Saturday, August 1, 2015

Elections, Political Parties, and Politicians


Elections, Political Parties, and Politicians
P. Schultz
August 1, 2015

            There is an unspoken assumption that popular elections and political parties go together like a horse and carriage or like love and marriage. That is, it is assumed that they belong together.

            But, for a few moments, entertain another presumption, viz., that political parties and their leading politicians view elections as sailors view shoals and reefs, i.e., as dangerous and potentially destructive phenomena. Hence, elections must be navigated so “the ship of state,” with its political parties and politicians on board, will not run aground or even sink.

            We have, we are told, two major political parties, both of which are embedded in our political system, but which might be more accurately seen as shipmates on a “ship of state,” navigating an often unpredictable political sea, a sea which is unsettled every few years by popular elections. As a result, both parties have a mutual interest in steadying the ship of state in order to ensure that it does not run aground or sink.

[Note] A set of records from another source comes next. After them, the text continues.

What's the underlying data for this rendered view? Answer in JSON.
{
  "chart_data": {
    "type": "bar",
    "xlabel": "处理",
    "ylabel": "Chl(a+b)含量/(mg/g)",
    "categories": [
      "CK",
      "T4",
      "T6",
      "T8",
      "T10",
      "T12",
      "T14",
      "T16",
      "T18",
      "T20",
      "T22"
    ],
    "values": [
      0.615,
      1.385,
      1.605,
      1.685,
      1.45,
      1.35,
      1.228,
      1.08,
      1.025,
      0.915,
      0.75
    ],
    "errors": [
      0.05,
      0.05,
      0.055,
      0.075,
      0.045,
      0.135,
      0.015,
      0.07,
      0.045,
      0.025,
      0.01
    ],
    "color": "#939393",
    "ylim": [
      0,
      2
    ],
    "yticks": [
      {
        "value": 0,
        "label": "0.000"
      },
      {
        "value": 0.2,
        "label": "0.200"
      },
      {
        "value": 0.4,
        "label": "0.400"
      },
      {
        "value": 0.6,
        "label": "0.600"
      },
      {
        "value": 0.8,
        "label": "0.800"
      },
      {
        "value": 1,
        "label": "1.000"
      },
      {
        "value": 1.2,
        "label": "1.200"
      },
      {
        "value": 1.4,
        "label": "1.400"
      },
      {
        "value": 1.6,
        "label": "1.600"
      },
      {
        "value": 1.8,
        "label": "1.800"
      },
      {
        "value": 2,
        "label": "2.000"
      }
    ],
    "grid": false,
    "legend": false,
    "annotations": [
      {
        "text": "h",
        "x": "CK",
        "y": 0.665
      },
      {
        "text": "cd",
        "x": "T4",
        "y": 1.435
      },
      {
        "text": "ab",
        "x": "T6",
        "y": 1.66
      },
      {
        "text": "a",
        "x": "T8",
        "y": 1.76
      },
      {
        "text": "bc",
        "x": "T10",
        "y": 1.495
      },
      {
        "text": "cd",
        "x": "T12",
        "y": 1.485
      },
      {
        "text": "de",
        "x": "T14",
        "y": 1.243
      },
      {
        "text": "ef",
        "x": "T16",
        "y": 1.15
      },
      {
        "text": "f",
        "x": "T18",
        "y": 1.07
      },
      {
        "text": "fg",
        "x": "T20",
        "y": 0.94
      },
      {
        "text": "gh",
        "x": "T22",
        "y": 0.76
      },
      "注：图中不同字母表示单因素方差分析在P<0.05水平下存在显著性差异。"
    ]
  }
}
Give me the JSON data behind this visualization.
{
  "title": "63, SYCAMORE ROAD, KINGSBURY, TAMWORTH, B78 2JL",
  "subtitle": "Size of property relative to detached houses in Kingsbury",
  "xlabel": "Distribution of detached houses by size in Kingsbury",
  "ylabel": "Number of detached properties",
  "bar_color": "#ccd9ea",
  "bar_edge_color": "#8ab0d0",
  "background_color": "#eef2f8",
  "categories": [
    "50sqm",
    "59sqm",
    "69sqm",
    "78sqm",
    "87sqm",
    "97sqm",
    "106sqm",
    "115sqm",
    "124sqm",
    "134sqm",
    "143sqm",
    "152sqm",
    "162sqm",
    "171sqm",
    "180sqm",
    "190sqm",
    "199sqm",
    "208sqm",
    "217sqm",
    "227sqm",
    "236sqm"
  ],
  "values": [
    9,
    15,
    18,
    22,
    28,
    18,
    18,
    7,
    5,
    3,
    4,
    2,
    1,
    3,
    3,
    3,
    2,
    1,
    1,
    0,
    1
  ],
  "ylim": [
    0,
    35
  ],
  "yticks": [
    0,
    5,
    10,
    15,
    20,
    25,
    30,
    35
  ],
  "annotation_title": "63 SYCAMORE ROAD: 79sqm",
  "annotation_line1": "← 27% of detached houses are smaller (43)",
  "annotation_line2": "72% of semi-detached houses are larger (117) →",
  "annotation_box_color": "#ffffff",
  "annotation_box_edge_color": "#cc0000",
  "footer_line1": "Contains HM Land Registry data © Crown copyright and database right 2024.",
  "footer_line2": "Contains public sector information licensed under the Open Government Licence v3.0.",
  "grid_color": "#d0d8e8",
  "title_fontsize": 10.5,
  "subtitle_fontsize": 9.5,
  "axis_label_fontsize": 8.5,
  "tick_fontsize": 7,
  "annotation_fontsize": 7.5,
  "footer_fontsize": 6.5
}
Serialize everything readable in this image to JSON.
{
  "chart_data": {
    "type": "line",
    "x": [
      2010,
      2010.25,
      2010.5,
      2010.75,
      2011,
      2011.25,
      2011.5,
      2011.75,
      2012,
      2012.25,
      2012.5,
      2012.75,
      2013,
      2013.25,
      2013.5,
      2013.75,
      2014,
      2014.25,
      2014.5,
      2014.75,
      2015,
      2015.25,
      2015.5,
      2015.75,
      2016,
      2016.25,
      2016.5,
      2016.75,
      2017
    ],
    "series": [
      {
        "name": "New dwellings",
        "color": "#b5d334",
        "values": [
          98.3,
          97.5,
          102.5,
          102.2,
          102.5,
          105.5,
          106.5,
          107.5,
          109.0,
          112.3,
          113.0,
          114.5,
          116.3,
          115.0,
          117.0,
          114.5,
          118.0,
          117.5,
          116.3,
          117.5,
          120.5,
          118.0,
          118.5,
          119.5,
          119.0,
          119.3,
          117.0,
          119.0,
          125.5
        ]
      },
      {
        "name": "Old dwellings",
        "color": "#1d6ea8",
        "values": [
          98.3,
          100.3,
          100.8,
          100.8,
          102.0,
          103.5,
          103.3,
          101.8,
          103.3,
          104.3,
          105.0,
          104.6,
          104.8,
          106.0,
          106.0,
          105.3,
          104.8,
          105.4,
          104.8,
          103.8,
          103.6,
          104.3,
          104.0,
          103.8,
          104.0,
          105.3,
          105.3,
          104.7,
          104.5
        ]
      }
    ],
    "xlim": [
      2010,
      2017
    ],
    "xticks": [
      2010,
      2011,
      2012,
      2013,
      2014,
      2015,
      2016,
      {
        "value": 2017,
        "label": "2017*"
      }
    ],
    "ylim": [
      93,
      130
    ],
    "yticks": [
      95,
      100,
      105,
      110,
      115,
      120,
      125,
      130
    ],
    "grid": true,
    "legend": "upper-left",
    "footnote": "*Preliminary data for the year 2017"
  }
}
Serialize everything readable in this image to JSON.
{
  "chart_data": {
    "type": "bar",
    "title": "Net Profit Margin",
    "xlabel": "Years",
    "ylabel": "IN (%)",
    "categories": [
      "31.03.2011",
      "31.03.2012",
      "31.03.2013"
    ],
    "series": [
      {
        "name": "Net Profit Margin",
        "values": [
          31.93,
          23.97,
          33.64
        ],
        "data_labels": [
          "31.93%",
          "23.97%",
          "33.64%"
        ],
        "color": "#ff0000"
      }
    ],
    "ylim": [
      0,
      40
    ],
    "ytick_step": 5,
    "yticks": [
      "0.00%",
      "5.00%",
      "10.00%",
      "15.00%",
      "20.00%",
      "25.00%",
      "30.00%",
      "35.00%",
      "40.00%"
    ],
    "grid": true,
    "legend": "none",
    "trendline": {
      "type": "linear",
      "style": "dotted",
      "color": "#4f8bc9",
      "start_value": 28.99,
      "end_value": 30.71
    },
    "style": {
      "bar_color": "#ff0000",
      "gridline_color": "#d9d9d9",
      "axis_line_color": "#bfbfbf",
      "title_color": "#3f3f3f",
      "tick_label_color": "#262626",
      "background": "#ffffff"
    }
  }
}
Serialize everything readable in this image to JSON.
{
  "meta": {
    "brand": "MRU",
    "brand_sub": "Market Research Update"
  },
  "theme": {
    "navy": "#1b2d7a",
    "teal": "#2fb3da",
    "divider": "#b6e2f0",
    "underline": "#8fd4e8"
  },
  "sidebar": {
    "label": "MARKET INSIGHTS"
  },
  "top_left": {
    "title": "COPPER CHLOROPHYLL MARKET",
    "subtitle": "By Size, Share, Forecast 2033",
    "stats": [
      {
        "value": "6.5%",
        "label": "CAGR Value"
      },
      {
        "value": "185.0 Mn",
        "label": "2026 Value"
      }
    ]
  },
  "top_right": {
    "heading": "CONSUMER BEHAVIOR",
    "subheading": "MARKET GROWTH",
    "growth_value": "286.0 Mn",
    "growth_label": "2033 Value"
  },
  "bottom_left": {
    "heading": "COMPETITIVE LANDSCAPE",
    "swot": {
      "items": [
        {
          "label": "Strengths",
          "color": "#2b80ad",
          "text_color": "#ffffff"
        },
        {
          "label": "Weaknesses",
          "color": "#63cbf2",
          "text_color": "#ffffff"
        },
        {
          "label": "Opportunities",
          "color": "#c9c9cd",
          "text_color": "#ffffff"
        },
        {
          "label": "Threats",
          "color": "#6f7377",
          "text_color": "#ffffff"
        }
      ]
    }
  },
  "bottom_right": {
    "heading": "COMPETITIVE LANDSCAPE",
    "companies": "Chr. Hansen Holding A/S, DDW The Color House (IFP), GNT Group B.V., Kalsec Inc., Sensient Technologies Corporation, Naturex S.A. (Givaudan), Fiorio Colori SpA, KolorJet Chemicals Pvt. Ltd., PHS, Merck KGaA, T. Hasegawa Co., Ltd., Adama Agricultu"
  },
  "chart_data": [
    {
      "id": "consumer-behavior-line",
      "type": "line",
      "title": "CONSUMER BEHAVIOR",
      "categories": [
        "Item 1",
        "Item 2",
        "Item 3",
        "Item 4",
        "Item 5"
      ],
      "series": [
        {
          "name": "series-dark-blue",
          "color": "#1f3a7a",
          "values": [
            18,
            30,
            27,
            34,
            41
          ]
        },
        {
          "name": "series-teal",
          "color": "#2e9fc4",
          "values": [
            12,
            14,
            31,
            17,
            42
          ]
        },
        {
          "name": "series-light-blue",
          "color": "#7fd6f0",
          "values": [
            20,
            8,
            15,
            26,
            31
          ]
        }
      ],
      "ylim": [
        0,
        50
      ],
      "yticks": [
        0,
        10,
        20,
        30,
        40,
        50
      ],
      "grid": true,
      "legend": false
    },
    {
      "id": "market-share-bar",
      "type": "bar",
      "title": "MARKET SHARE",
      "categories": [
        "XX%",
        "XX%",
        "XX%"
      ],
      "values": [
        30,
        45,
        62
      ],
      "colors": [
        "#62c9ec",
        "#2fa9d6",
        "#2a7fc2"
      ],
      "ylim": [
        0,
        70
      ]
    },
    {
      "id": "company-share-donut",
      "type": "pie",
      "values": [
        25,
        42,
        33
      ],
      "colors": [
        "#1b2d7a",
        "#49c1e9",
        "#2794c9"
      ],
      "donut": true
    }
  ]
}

            From this viewpoint, elections are always events that must be controlled, must be managed, must be navigated, and this is especially so in time of widespread popular discontent and anger. It might even be said, in fact it has been said, that the two parties collude in order to navigate such seas in the face of popular elections.

            Recently, I have been reading about the presidential election of 1896, in which William McKinley, the Republican, defeated William Jennings Bryan, the Democrat, a result which many say ushered in a period of “national unity,” a period which left behind decades of “depression, divisiveness, and flashing movement.” In sum, it was a time when, “if all went well . . . would carry McKinley and the nation triumphantly into the twentieth century.” [p. 156, Realigning America: McKinley, Bryan, and the Remarkable Election of 1896, by R. Hal Williams]

            Usually, this election and its alleged results are seen as the result of two party competition, a competition which pitted the “gold coated” Republicans against the “silver tongued” Democrats, a competition which is presented as offering the American people a stark choice between two radically different political and economic alternatives. However, one interesting aspect of this view is that it was not the view of many who were involved in politics at that time. In fact, for many, the election of 1896 had been “constructed” in such a way that any radically different alternative politics would not and could not win.

            In the years preceding 1896, due to depression and other phenomena, a third party arose called either the “People’s Party” or the “Populists.” The adherents to this party sought wholesale changes in the U.S. such as free silver, an income tax, public ownership of the railroads and telegraph companies, and protections for laborers, a category that was understood to include farmers. Obviously, such an agenda threatened, to say the least, the status quo and, therewith, both of the major parties. Hence, ways needed to be devised to ensure the demise of this party and its agenda. Interestingly, in light of this need, the political debate in the nation came to focus on the issue of silver, i.e., whether silver should be used along with gold as the basis of money, thereby increasing the money that could be in circulation and making life bearable for the common people. How this came about is not as important as that it did come about, with the result that silver became the focal point of political debates and political distinctions.

            As a result, the Populist party was split between those who rejected this focus on silver – they thought and said that the silver question was of minor importance to the well being of the nation and its producers, the laborers - and those who embraced it, the latter for the sake of joining the Democrats – a process called “fusion” – in order to make possible a victory in 1896. The issue was whether to maintain what some call “party purity” or to compromise, “fuse,” and thereby win the presidency with the Democrat Bryan. So the choice was presented but it was a false choice.

            “On the eve of their own convention, the Populists were in trouble, and they knew it. At the beginning of 1896, they had staked everything on the assumption that neither party would endorse silver. The Republicans seemed safe for gold . . . and surely Grover Cleveland . . . could keep a silver plank out of the Democratic platform. As it turned out, the Populists guessed right about the Republicans, wrong about the Democrats . . . . After Chicago [the Democratic national convention] the Populists faced a painful choice: nominate and independent ticket and risk splitting the silver reform forces or nominate Bryan and give up a good deal of their identity as a party. Either way, they were certain to lose. ‘If we fuse,’ as one of them said plaintively, ‘we are sunk; if we don’t fuse, all the silver men we have will leave us for the more powerful Democrats.” [pp. 110 & 113]

            Now, it should be noted that the radical agenda of the Populists had, by the time the election of 1896 occurred, been shut out of the process. “Either way, they were certain to lose.” Which is to say that their agenda was bound to lose either way, i.e., whether McKinley won or whether Bryan won! It can even be said that they had already lost by the time the election occurred. This is what is called managing or navigating an allegedly popular election.